OrderedSet implements __getstate__
and __setstate__
so it can be pickled,
and implements the abstract base classes collections.MutableSet
and
collections.Sequence
.
Authors
OrderedSet was implemented by Rob Speer. Jon Crall contributed changes and tests to make it fit the Python set API.
Comparisons
The original implementation of OrderedSet was a recipe posted to ActiveState Recipes by Raymond Hettiger, released under the MIT license.
Hettiger's implementation kept its content in a doubly-linked list referenced by a dict. As a result, looking up an item by its index was an O(N) operation, while deletion was O(1).
This version makes different trade-offs for the sake of efficient lookups. Its content is a standard Python list instead of a doubly-linked list. This provides O(1) lookups by index at the expense of O(N) deletion, as well as slightly faster iteration.

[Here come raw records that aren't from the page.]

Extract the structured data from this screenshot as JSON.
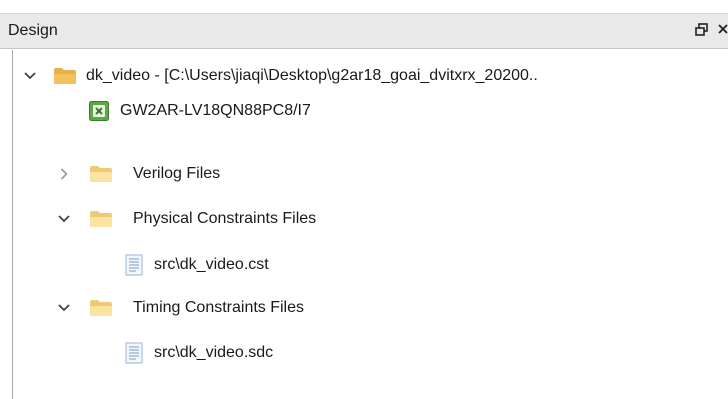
{
  "panel": {
    "title": "Design",
    "float_glyph": "🗗",
    "close_glyph": "×"
  },
  "tree": {
    "project": {
      "label": "dk_video - [C:\\Users\\jiaqi\\Desktop\\g2ar18_goai_dvitxrx_20200..",
      "expanded": true,
      "icon": "project-folder-icon"
    },
    "device": {
      "label": "GW2AR-LV18QN88PC8/I7",
      "icon": "chip-icon"
    },
    "verilog": {
      "label": "Verilog Files",
      "expanded": false,
      "icon": "folder-icon"
    },
    "physical": {
      "label": "Physical Constraints Files",
      "expanded": true,
      "icon": "folder-icon"
    },
    "cst_file": {
      "label": "src\\dk_video.cst",
      "icon": "file-icon"
    },
    "timing": {
      "label": "Timing Constraints Files",
      "expanded": true,
      "icon": "folder-icon"
    },
    "sdc_file": {
      "label": "src\\dk_video.sdc",
      "icon": "file-icon"
    }
  },
  "colors": {
    "header_bg": "#e9e9e9",
    "folder": "#f5d27a",
    "folder_dark": "#e3b24a",
    "chip_green": "#4f9a3a"
  }
}
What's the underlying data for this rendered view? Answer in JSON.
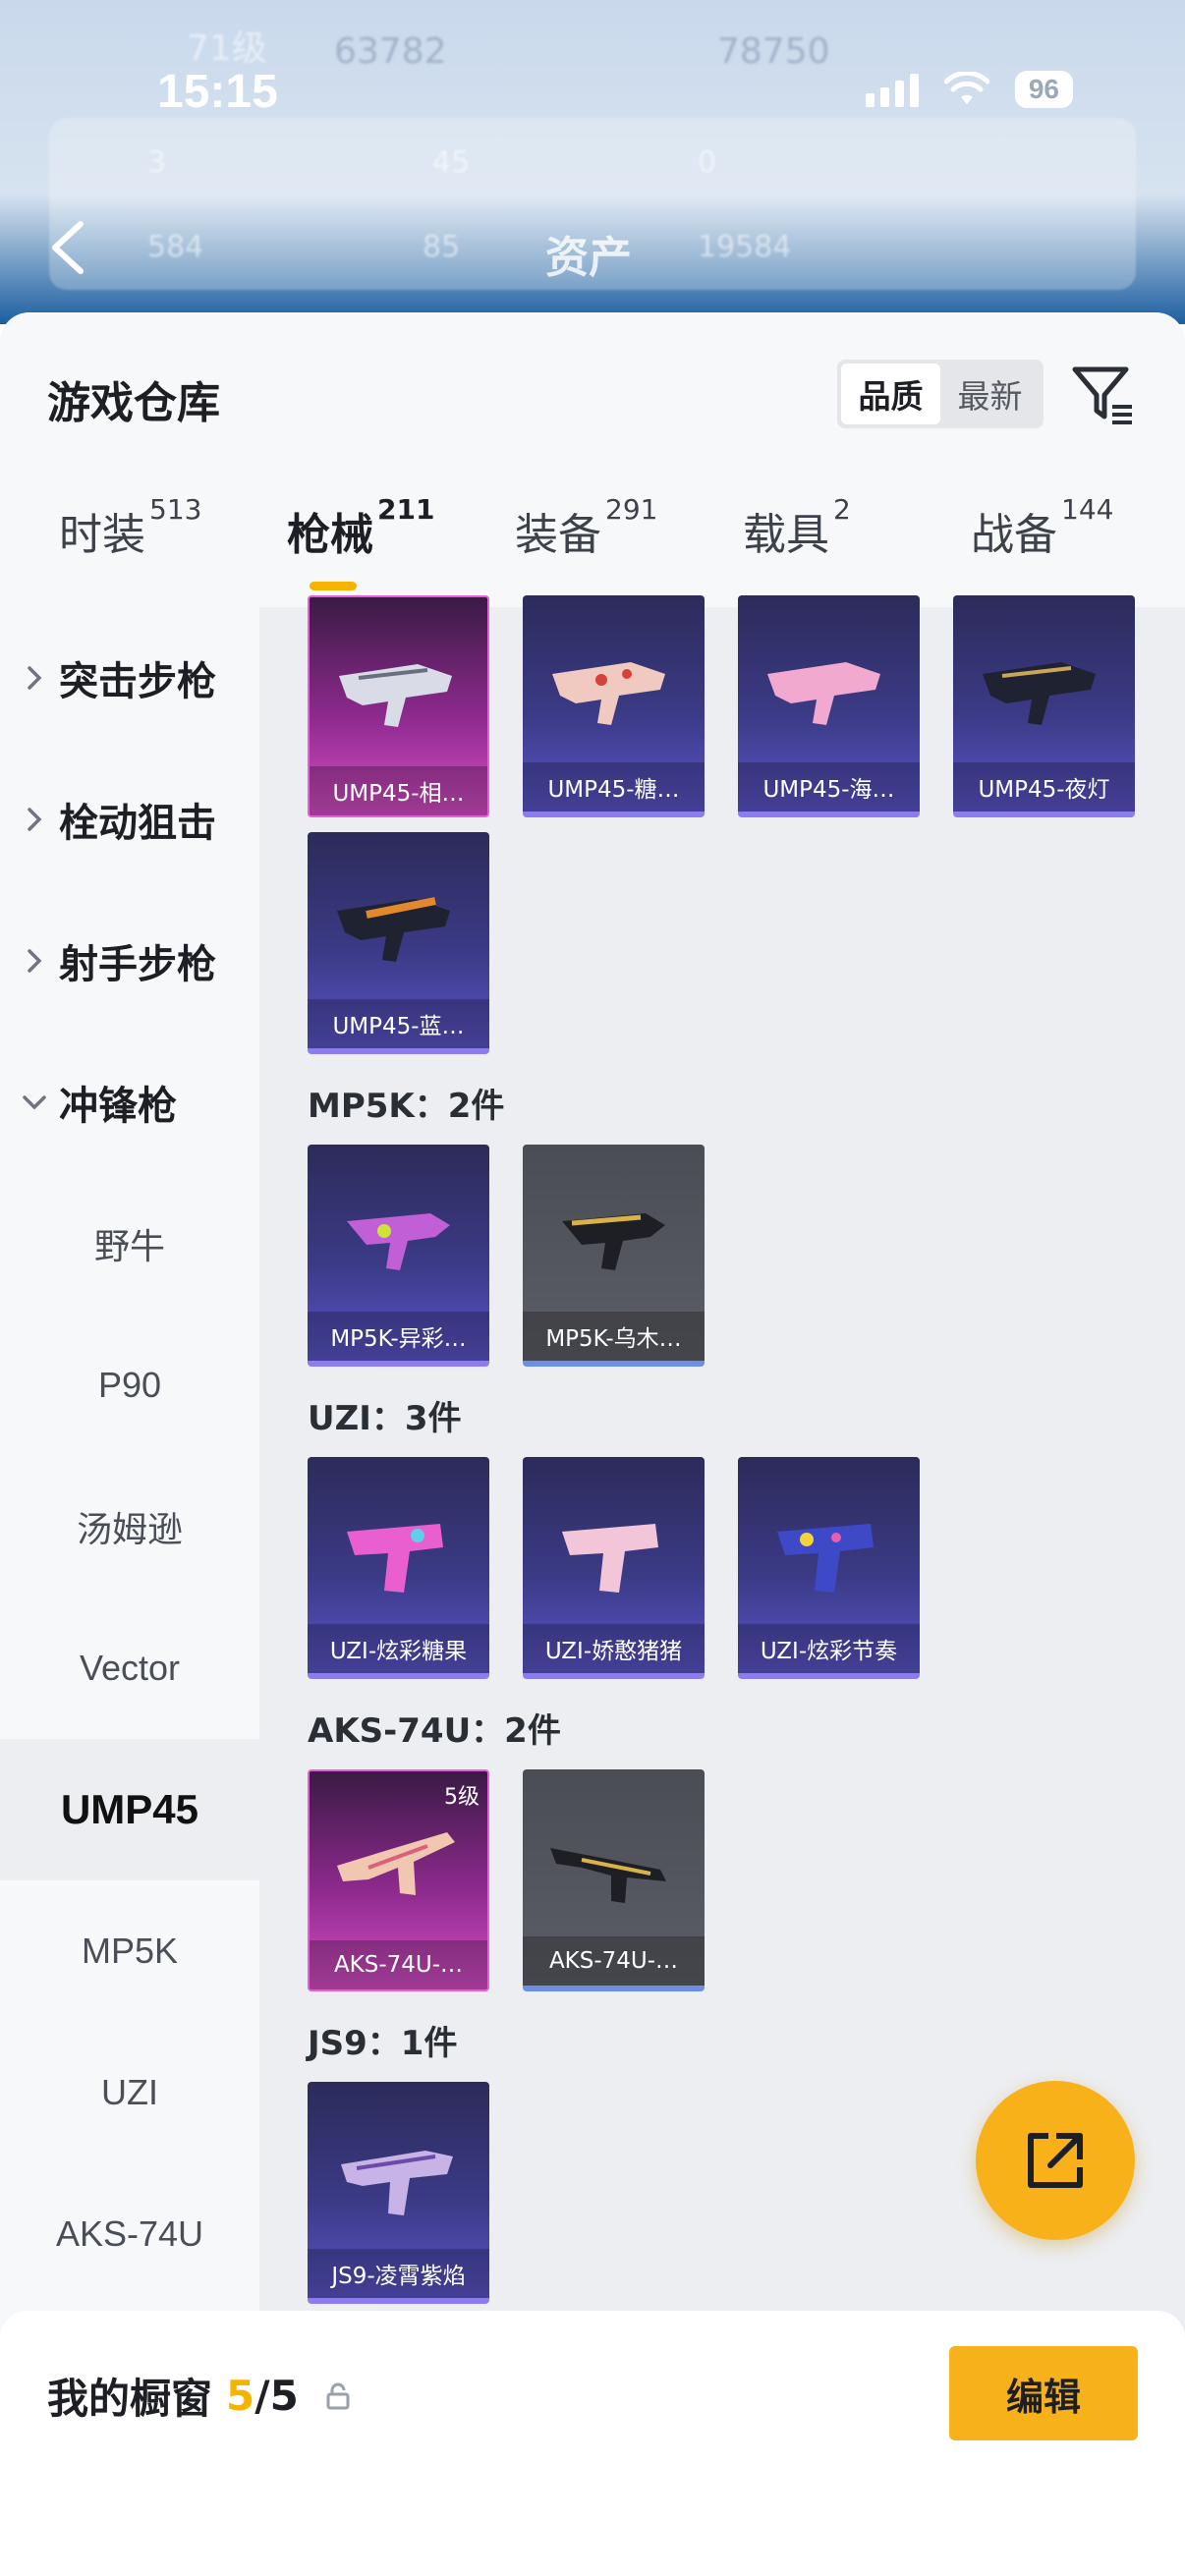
{
  "status_bar": {
    "time": "15:15",
    "battery": "96"
  },
  "background": {
    "ghost_texts": [
      "71级",
      "63782",
      "78750",
      "3",
      "45",
      "0",
      "584",
      "85",
      "19584"
    ]
  },
  "header": {
    "title": "资产"
  },
  "warehouse": {
    "title": "游戏仓库",
    "sort_options": [
      "品质",
      "最新"
    ],
    "sort_selected": "品质"
  },
  "tabs": [
    {
      "label": "时装",
      "count": "513"
    },
    {
      "label": "枪械",
      "count": "211"
    },
    {
      "label": "装备",
      "count": "291"
    },
    {
      "label": "载具",
      "count": "2"
    },
    {
      "label": "战备",
      "count": "144"
    }
  ],
  "active_tab": "枪械",
  "sidebar": {
    "categories": [
      {
        "label": "突击步枪",
        "expanded": false
      },
      {
        "label": "栓动狙击",
        "expanded": false
      },
      {
        "label": "射手步枪",
        "expanded": false
      },
      {
        "label": "冲锋枪",
        "expanded": true
      }
    ],
    "subcategories": [
      "野牛",
      "P90",
      "汤姆逊",
      "Vector",
      "UMP45",
      "MP5K",
      "UZI",
      "AKS-74U"
    ],
    "active_subcategory": "UMP45"
  },
  "groups": [
    {
      "label": "",
      "items": [
        {
          "name": "UMP45-相…",
          "rarity": "pink"
        },
        {
          "name": "UMP45-糖…",
          "rarity": "purple"
        },
        {
          "name": "UMP45-海…",
          "rarity": "purple"
        },
        {
          "name": "UMP45-夜灯",
          "rarity": "purple"
        },
        {
          "name": "UMP45-蓝…",
          "rarity": "purple"
        }
      ]
    },
    {
      "label": "MP5K：2件",
      "items": [
        {
          "name": "MP5K-异彩…",
          "rarity": "purple"
        },
        {
          "name": "MP5K-乌木…",
          "rarity": "gray"
        }
      ]
    },
    {
      "label": "UZI：3件",
      "items": [
        {
          "name": "UZI-炫彩糖果",
          "rarity": "purple"
        },
        {
          "name": "UZI-娇憨猪猪",
          "rarity": "purple"
        },
        {
          "name": "UZI-炫彩节奏",
          "rarity": "purple"
        }
      ]
    },
    {
      "label": "AKS-74U：2件",
      "items": [
        {
          "name": "AKS-74U-…",
          "rarity": "pink",
          "level": "5级"
        },
        {
          "name": "AKS-74U-…",
          "rarity": "gray"
        }
      ]
    },
    {
      "label": "JS9：1件",
      "items": [
        {
          "name": "JS9-凌霄紫焰",
          "rarity": "purple"
        }
      ]
    }
  ],
  "showcase": {
    "title": "我的橱窗",
    "count": "5",
    "total": "/5",
    "edit_label": "编辑"
  },
  "colors": {
    "accent": "#f5b400",
    "button": "#f7b21b",
    "purple_rarity": "#3b3a86",
    "pink_rarity": "#d64ec7",
    "gray_rarity": "#5b5e66"
  }
}
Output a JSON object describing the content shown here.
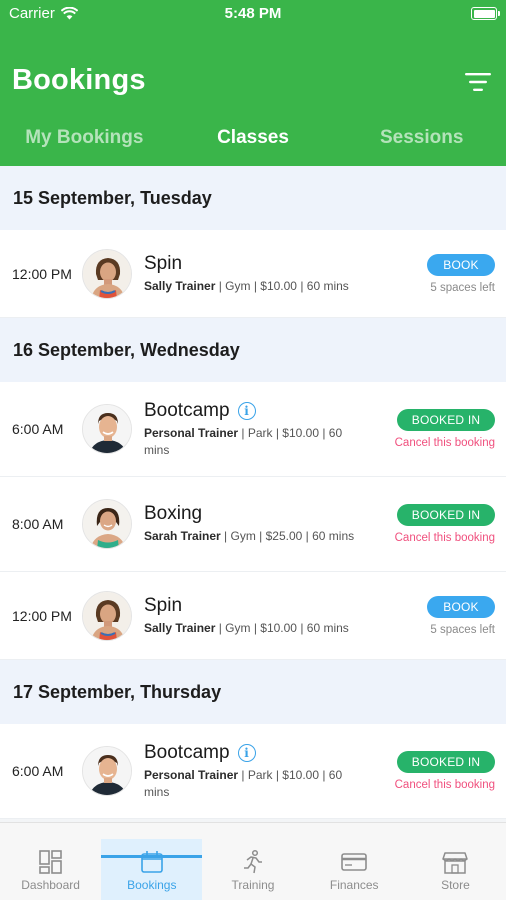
{
  "status_bar": {
    "carrier": "Carrier",
    "time": "5:48 PM"
  },
  "header": {
    "title": "Bookings",
    "tabs": [
      {
        "label": "My Bookings",
        "active": false
      },
      {
        "label": "Classes",
        "active": true
      },
      {
        "label": "Sessions",
        "active": false
      }
    ]
  },
  "sections": [
    {
      "date": "15 September, Tuesday",
      "items": [
        {
          "time": "12:00 PM",
          "name": "Spin",
          "trainer": "Sally Trainer",
          "details": " | Gym | $10.00 | 60 mins",
          "action": "BOOK",
          "sub": "5 spaces left",
          "info": false
        }
      ]
    },
    {
      "date": "16 September, Wednesday",
      "items": [
        {
          "time": "6:00 AM",
          "name": "Bootcamp",
          "trainer": "Personal Trainer",
          "details": " | Park | $10.00 | 60 mins",
          "action": "BOOKED IN",
          "sub": "Cancel this booking",
          "info": true
        },
        {
          "time": "8:00 AM",
          "name": "Boxing",
          "trainer": "Sarah Trainer",
          "details": " | Gym | $25.00 | 60 mins",
          "action": "BOOKED IN",
          "sub": "Cancel this booking",
          "info": false
        },
        {
          "time": "12:00 PM",
          "name": "Spin",
          "trainer": "Sally Trainer",
          "details": " | Gym | $10.00 | 60 mins",
          "action": "BOOK",
          "sub": "5 spaces left",
          "info": false
        }
      ]
    },
    {
      "date": "17 September, Thursday",
      "items": [
        {
          "time": "6:00 AM",
          "name": "Bootcamp",
          "trainer": "Personal Trainer",
          "details": " | Park | $10.00 | 60 mins",
          "action": "BOOKED IN",
          "sub": "Cancel this booking",
          "info": true
        }
      ]
    }
  ],
  "bottom_nav": [
    {
      "label": "Dashboard",
      "icon": "dashboard-grid-icon",
      "active": false
    },
    {
      "label": "Bookings",
      "icon": "calendar-icon",
      "active": true
    },
    {
      "label": "Training",
      "icon": "runner-icon",
      "active": false
    },
    {
      "label": "Finances",
      "icon": "credit-card-icon",
      "active": false
    },
    {
      "label": "Store",
      "icon": "store-icon",
      "active": false
    }
  ],
  "colors": {
    "header_green": "#3ab54a",
    "book_blue": "#3aa8ef",
    "booked_green": "#27b36a",
    "cancel_pink": "#f0507e",
    "nav_active": "#3aa3e8"
  }
}
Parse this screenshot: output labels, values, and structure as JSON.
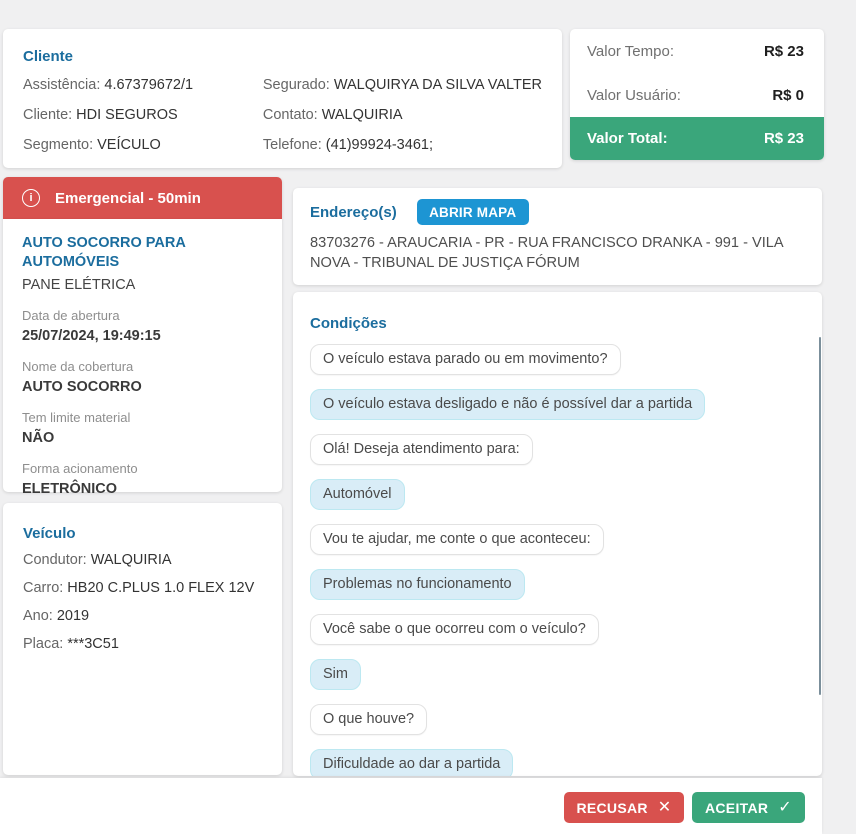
{
  "cliente": {
    "title": "Cliente",
    "col1": [
      {
        "label": "Assistência:",
        "value": "4.67379672/1"
      },
      {
        "label": "Cliente:",
        "value": "HDI SEGUROS"
      },
      {
        "label": "Segmento:",
        "value": "VEÍCULO"
      }
    ],
    "col2": [
      {
        "label": "Segurado:",
        "value": "WALQUIRYA DA SILVA VALTER"
      },
      {
        "label": "Contato:",
        "value": "WALQUIRIA"
      },
      {
        "label": "Telefone:",
        "value": "(41)99924-3461;"
      }
    ]
  },
  "valores": {
    "rows": [
      {
        "label": "Valor Tempo:",
        "value": "R$ 23"
      },
      {
        "label": "Valor Usuário:",
        "value": "R$ 0"
      }
    ],
    "total_label": "Valor Total:",
    "total_value": "R$ 23"
  },
  "servico": {
    "banner": "Emergencial - 50min",
    "info_icon": "i",
    "nome": "AUTO SOCORRO PARA AUTOMÓVEIS",
    "evento": "PANE ELÉTRICA",
    "detalhes": [
      {
        "label": "Data de abertura",
        "value": "25/07/2024, 19:49:15"
      },
      {
        "label": "Nome da cobertura",
        "value": "AUTO SOCORRO"
      },
      {
        "label": "Tem limite material",
        "value": "NÃO"
      },
      {
        "label": "Forma acionamento",
        "value": "ELETRÔNICO"
      }
    ]
  },
  "veiculo": {
    "title": "Veículo",
    "fields": [
      {
        "label": "Condutor:",
        "value": "WALQUIRIA"
      },
      {
        "label": "Carro:",
        "value": "HB20 C.PLUS 1.0 FLEX 12V"
      },
      {
        "label": "Ano:",
        "value": "2019"
      },
      {
        "label": "Placa:",
        "value": "***3C51"
      }
    ]
  },
  "endereco": {
    "title": "Endereço(s)",
    "map_button": "ABRIR MAPA",
    "address": "83703276 - ARAUCARIA - PR - RUA FRANCISCO DRANKA - 991 - VILA NOVA - TRIBUNAL DE JUSTIÇA FÓRUM"
  },
  "condicoes": {
    "title": "Condições",
    "messages": [
      {
        "type": "question",
        "text": "O veículo estava parado ou em movimento?"
      },
      {
        "type": "answer",
        "text": "O veículo estava desligado e não é possível dar a partida"
      },
      {
        "type": "question",
        "text": "Olá! Deseja atendimento para:"
      },
      {
        "type": "answer",
        "text": "Automóvel"
      },
      {
        "type": "question",
        "text": "Vou te ajudar, me conte o que aconteceu:"
      },
      {
        "type": "answer",
        "text": "Problemas no funcionamento"
      },
      {
        "type": "question",
        "text": "Você sabe o que ocorreu com o veículo?"
      },
      {
        "type": "answer",
        "text": "Sim"
      },
      {
        "type": "question",
        "text": "O que houve?"
      },
      {
        "type": "answer",
        "text": "Dificuldade ao dar a partida"
      }
    ]
  },
  "footer": {
    "recusar": "RECUSAR",
    "recusar_icon": "✕",
    "aceitar": "ACEITAR",
    "aceitar_icon": "✓"
  },
  "colors": {
    "title_blue": "#1b6d9e",
    "link_blue": "#1e9ad8",
    "map_button_blue": "#1d95d3",
    "danger_red": "#d8514e",
    "success_green": "#3aa67b",
    "bubble_blue": "#d9edf7",
    "page_bg": "#f0f0f1"
  }
}
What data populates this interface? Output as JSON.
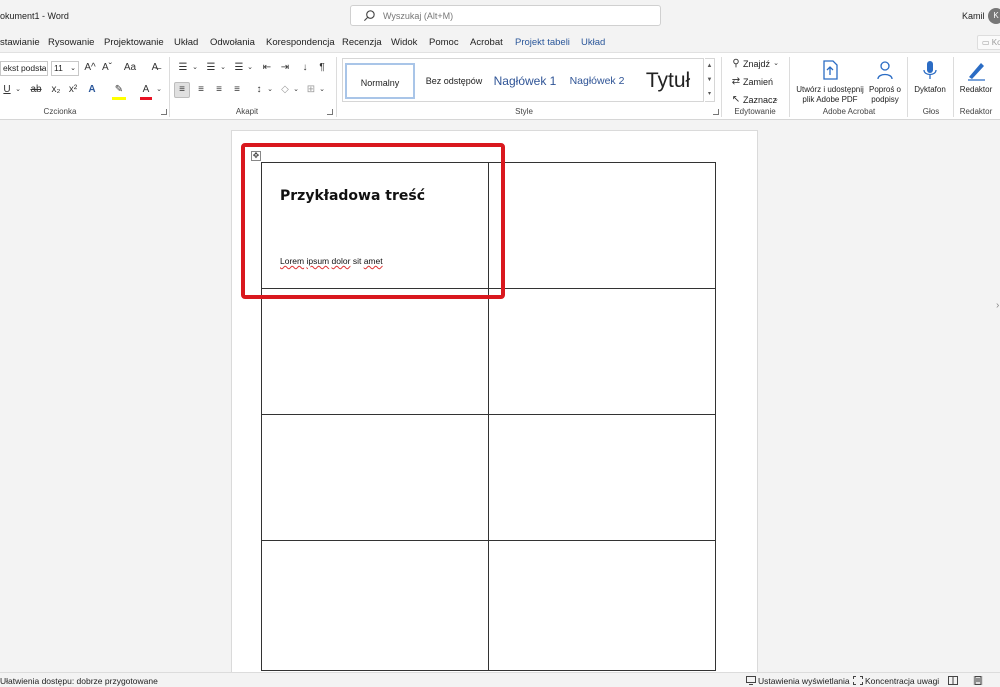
{
  "window": {
    "doc_title": "okument1 - Word",
    "user_name": "Kamil",
    "avatar_initial": "K"
  },
  "search": {
    "placeholder": "Wyszukaj (Alt+M)"
  },
  "menu": {
    "items": [
      "stawianie",
      "Rysowanie",
      "Projektowanie",
      "Układ",
      "Odwołania",
      "Korespondencja",
      "Recenzja",
      "Widok",
      "Pomoc",
      "Acrobat",
      "Projekt tabeli",
      "Układ"
    ],
    "ko_label": "Ko"
  },
  "ribbon": {
    "font": {
      "font_name": "ekst podsta",
      "font_size": "11",
      "grow_label": "A^",
      "shrink_label": "Aˇ",
      "case_label": "Aa",
      "group_label": "Czcionka"
    },
    "paragraph": {
      "group_label": "Akapit",
      "pilcrow": "¶"
    },
    "styles": {
      "group_label": "Style",
      "tiles": [
        "Normalny",
        "Bez odstępów",
        "Nagłówek 1",
        "Nagłówek 2",
        "Tytuł"
      ]
    },
    "editing": {
      "group_label": "Edytowanie",
      "find_label": "Znajdź",
      "replace_label": "Zamień",
      "select_label": "Zaznacz"
    },
    "acrobat": {
      "group_label": "Adobe Acrobat",
      "create_label_line1": "Utwórz i udostępnij",
      "create_label_line2": "plik Adobe PDF",
      "sign_label_line1": "Poproś o",
      "sign_label_line2": "podpisy"
    },
    "voice": {
      "group_label": "Głos",
      "dictate_label": "Dyktafon"
    },
    "editor": {
      "group_label": "Redaktor",
      "editor_label": "Redaktor"
    }
  },
  "document": {
    "cell_title": "Przykładowa treść",
    "cell_body_words": [
      "Lorem",
      "ipsum",
      "dolor",
      "sit",
      "amet"
    ],
    "table_rows": 4,
    "table_cols": 2
  },
  "status": {
    "accessibility": "Ułatwienia dostępu: dobrze przygotowane",
    "display_settings": "Ustawienia wyświetlania",
    "focus": "Koncentracja uwagi"
  },
  "colors": {
    "accent": "#2b579a",
    "highlight_box": "#d9181e",
    "highlight_yellow": "#ffff00",
    "font_color_red": "#e81123"
  }
}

If you were to use a Python dict
as an OrderedSet by ignoring its values, its
lookups and deletions would be similar to Hettiger's implementation, with
iteration speed similar to this implementation.
Compatibility
OrderedSet is automatically tested on Python 2.7, 3.3, 3.4, 3.5, 3.6, and 3.7. We've checked more informally that it works on PyPy and PyPy3.